MPE intervém e Assembleia Legislativa enterra comissão que acompanharia presos em Brasília
Borges disse que AL “não deve se meter” e sugeriu que deputados poderiam responder judicialmente
A Assembleia atendeu a uma recomendação do Ministério Público Estadual e arquivou, na sexta-feira (13), a criação de um subcomissão para acompanhar mato-grossenses presos em Brasília pelos atos do dia 8 de janeiro, que resultaram em depredação dos Poderes.

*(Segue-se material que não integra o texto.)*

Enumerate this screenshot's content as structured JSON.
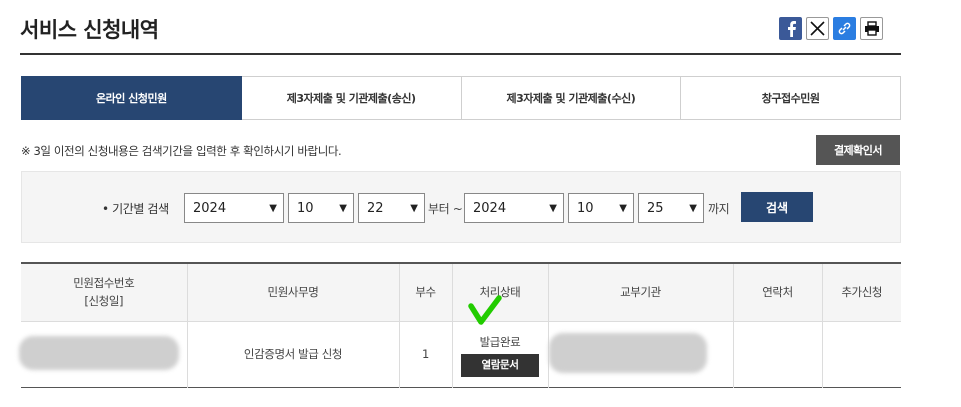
{
  "page": {
    "title": "서비스 신청내역"
  },
  "share": {
    "icons": [
      "facebook-icon",
      "x-icon",
      "link-icon",
      "print-icon"
    ]
  },
  "tabs": [
    {
      "label": "온라인 신청민원",
      "active": true
    },
    {
      "label": "제3자제출 및 기관제출(송신)",
      "active": false
    },
    {
      "label": "제3자제출 및 기관제출(수신)",
      "active": false
    },
    {
      "label": "창구접수민원",
      "active": false
    }
  ],
  "notice": "※ 3일 이전의 신청내용은 검색기간을 입력한 후 확인하시기 바랍니다.",
  "receipt_button": "결제확인서",
  "search": {
    "label": "• 기간별 검색",
    "from": {
      "year": "2024",
      "month": "10",
      "day": "22"
    },
    "from_suffix": "부터 ~",
    "to": {
      "year": "2024",
      "month": "10",
      "day": "25"
    },
    "to_suffix": "까지",
    "button": "검색"
  },
  "table": {
    "headers": [
      "민원접수번호",
      "[신청일]",
      "민원사무명",
      "부수",
      "처리상태",
      "교부기관",
      "연락처",
      "추가신청"
    ],
    "row": {
      "service": "인감증명서 발급 신청",
      "copies": "1",
      "status": "발급완료",
      "view_button": "열람문서"
    }
  },
  "colors": {
    "accent": "#274672",
    "check": "#22cc00"
  }
}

O arquivamento foi assinado pelo presidente da Casa, Eduardo Botelho (União), e o primeiro-secretário Max Russi (PSB). No dia 8, centenas de extremistas invadiram e depredaram as sedes do Congresso Nacional, Palácio da Alvorada e até do Supremo Tribunal Federal (STF). Após o ato, o ministro Alexandre de Moraes determinou a prisão dos envolvidos e dezenas de mato-grossenses foram presos.
Por isso, o deputado bolsonarista Gilberto Catanni (PL) sugeriu, na última quarta-feira (11), a criação de uma subcomissão para acompanhar o grupo de presos do Estado.
Segundo ele, o objetivo era apurar as “várias denúncias de violações de direitos humanos que ainda estamos recebendo”.
A propositura foi aprovada em plenário, mas o procurador-geral de Justiça José Antônio Borges apontou possíveis consequências jurídicas e encaminhou uma nota recomendatória ao Legislativo sugerindo o arquivamento da subcomissão.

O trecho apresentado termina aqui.